# Question on energy

1. Jul 3, 2007

### ray4758026

Why is work defined as Fd? If you apply the same force to 2 different masses over the same distance surely the larger mass has more energy. Why isnt work defined as Ft??

2. Jul 3, 2007

3. Jul 3, 2007

### cristo

Staff Emeritus
It's a definition. That's like asking "why is acceleration defined as the rate of change of velocity?"
Why do you think that?
Because that is a different quantity.

4. Jul 3, 2007

### Staff: Mentor

No. The change in kinetic energy will be the same for each.
Ft already has a name: Impulse. And it equals the change in momentum, not energy.

5. Jul 3, 2007

### K.J.Healey

Just so you can see the Kinetic Energy would be the same for each (as well as work done, obviously)
F=F1=F2=m1*a1=m2*a2 (standard definition for some blocks on a flat surface)
a1=F/m1 (accel)
dv/dt = F/m1 (accel in differential)
dv/dx dx/dt = F/m1 (product rule)
v*(dv/dx) = F/m1 (velocity def)
Integral(v*dv) = Integral (F/m1 * dx) (v=0..v,x=0..x)
1/2 v^2 = (F/m1) * x
(1/2)*m1*v^2 = F*x == Kinetic Energy = Work Done given some distance X from a point at which V=0.

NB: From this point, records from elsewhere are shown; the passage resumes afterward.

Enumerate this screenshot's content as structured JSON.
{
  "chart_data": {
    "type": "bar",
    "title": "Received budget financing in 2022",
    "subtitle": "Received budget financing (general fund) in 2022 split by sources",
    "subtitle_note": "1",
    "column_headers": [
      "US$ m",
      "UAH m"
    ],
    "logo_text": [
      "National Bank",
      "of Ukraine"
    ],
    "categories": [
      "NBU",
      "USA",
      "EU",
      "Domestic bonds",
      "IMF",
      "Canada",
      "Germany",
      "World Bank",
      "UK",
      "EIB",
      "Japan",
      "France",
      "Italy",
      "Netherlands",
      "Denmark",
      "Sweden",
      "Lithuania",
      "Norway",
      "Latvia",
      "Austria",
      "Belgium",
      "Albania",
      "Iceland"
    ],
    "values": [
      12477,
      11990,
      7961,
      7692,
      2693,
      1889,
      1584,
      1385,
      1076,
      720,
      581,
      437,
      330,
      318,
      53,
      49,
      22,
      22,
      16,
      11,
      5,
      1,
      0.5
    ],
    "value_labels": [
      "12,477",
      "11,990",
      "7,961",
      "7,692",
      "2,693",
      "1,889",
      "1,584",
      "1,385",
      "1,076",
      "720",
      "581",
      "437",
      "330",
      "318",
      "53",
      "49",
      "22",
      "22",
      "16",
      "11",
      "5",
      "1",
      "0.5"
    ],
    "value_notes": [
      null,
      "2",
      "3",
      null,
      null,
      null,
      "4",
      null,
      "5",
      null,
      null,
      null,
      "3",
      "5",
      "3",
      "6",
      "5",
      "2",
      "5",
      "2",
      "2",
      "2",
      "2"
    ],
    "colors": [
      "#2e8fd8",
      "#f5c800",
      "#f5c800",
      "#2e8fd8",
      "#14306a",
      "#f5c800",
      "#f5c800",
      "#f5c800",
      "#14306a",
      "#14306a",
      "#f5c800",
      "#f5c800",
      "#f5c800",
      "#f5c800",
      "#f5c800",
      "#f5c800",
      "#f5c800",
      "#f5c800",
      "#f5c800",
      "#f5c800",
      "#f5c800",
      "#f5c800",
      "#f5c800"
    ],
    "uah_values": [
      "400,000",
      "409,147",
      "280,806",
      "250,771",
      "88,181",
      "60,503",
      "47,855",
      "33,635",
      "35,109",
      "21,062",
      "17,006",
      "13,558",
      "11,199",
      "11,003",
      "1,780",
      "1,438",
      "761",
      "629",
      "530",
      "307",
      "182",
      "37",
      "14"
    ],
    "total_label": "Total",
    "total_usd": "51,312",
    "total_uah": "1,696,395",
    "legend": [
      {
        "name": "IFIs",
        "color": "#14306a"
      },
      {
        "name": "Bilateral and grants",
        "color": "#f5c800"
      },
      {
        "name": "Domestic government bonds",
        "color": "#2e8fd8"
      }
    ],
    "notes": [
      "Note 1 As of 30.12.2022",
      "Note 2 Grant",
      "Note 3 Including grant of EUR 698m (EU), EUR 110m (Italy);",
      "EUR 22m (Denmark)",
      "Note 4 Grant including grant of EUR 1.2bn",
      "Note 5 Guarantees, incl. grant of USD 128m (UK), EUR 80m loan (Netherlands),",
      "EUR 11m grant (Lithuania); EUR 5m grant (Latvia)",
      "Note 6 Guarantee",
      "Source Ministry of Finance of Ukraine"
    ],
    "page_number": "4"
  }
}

Same with F2=m2a2, youll get F*x
so the kinetic energies are the same. F*x (Fd).

6. Jul 3, 2007

### mgb_phys

This is one of those real life experience meets physics questions.
If you are pushing the two masses along a table with no friction with the same force then the larger mass will accelerate less but the work done will be the same. Heavy mass moves slowly = small mass moved quickly = same energy!

If you have a 'real' table then it will take more work to move the heavier mass but this is because of the greater friction so you put in more force and hence more energy. Or alternatively the heavier mass moved even more slowly because you 'used' some more of the force to beat friction.
In either case same force, same distance = same energy.

If you are lifting the masses the same distance vertically then you have to put more force to the heavier mass and so use more energy. A heavier weight stored at the same height obviously has more (potential) energy then a light one.

The reason it is Fd not Ft is that imagine you quickly lifted a weight like a weightlifter and then lifted another identical weight slowly by pushing it up a ramp. If you came back later would you expect the quicker lifted weight to have more potential energy because it remembered how quickly it had got there?